Song by various
- Published: 1937
- Songwriter: Jimmy Kennedy
- Composer: Hugh Williams

= Harbour Lights (song) =

Song by Jimmy Kennedy

"Harbor Lights", is a popular song by Northern Irish songwriter Jimmy Kennedy with music by Hugh Williams (the pseudonym of exiled Austrian composer Will Grosz). The song was originally recorded by Roy Fox & his Orchestra with vocal by Barry Gray in London on 29 January 1937. Another famous early version was recorded by American singer Frances Langford in Los Angeles on 14 September 1937 and was published again in 1950.

The highest charting version of the song was by Sammy Kaye and His Orchestra which reached number one on Billboard in 1950.

The melody of the song is done in a Hawaiian style, 18 years before this island became a state. Several versions featured a ukulele and a steel guitar.

==Lyrics==
Kennedy's lyrics describe the sight of harbour lights in the darkness, which signal that the ship carrying the singer's sweetheart is sailing away. The lonely singer hopes that the lights will someday signal the sweetheart's return.
Apparently the lyricist Jimmy Kennedy was driving from London (UK) down to Southampton on the South coast along the A3 road which led south to Portsmouth. As he neared the coast a fog descended and he was confused about the direction. He saw some lights on a pub and decided to stop. The pub was called The Harbour Lights. Some time later he wrote the lyric and music was added. The song Harbour Lights was recorded by the Platters and many others.

==Versions==
The song has been recorded by many artists; charting versions were recorded by Sammy Kaye, Guy Lombardo, Bing Crosby, Ray Anthony, Ralph Flanagan and Ken Griffin. Other versions were recorded by The Ink Spots, Lawrence Welk, Elvis Presley, LaVern Baker, The Platters, Engelbert Humperdinck, Willie Nelson, Jerry Lee Lewis, Vera Lynn, Clyde McPhatter, Arthur Tracy and Jon Rauhouse. A Polish version titled "Portowe światła", with lyrics by Herold (pseudonym for Henryk Szpilman), was recorded in 1938 by Mieczysław Fogg (released as Syrena Electro 2035), shortly after World War II by Tadeusz Miller (released as Melodje 118), and by Irena Santor in 1966 (released as Muza XL0311).

The biggest-selling version was recorded by the Sammy Kaye orchestra. The recording was released by Columbia Records as a 78 rpm single and a 45 rpm single. The record first reached the Billboard charts on 1 September 1950 and lasted 25 weeks, peaking at #1.

The Guy Lombardo orchestra recording of 24 August 1950 was released by Decca Records. The record first reached the Billboard charts on 6 October 1950 and lasted 20 weeks, peaking at #2.

The Bing Crosby recording of 5 September 1950 with Lyn Murray and his Orchestra and Chorus was released by Decca Records. The record first reached the Billboard charts on 3 November 1950 and spent 11 weeks there, peaking at #10.

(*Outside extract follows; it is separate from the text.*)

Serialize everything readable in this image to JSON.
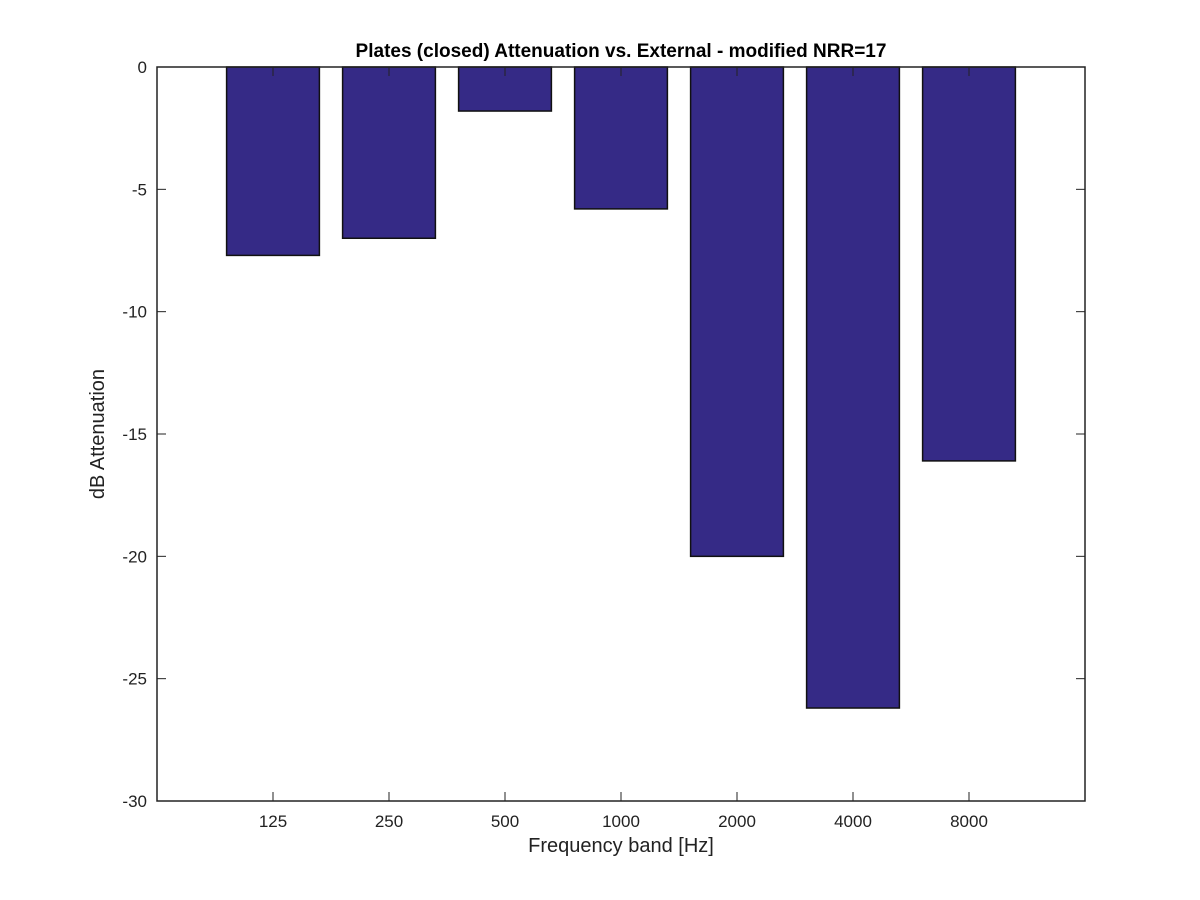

The Ray Anthony orchestra recording was released by Capitol Records. The flip side was "Nevertheless". The record first reached the Billboard charts on 20 October 1950 and spent 15 weeks in the charts, peaking at #15.

The Ralph Flanagan orchestra recording was released by RCA Victor Records. The record first reached the Billboard charts on 27 October 1950 and lasted 5 weeks, peaking at #27.

The Ken Griffin recording was released by Columbia Records. The record reached the Billboard charts on 20 October 1950 for one week, charting at #27.

In 1960, The Platters' recording peaked at #8 on the Billboard Hot 100 charts and #15 on the Hot R&B Sides chart. In Canada it reached #4, co-charting with "Sleepy Lagoon". Overseas, this version peaked at #11 in the UK. One of the Platters' versions featured the recorded sound of a ship bell ringing, sea birds and a fog horn, plus the sounds of ocean waters splashing, which is heard at both the beginning and the ending of the song, before it fades out.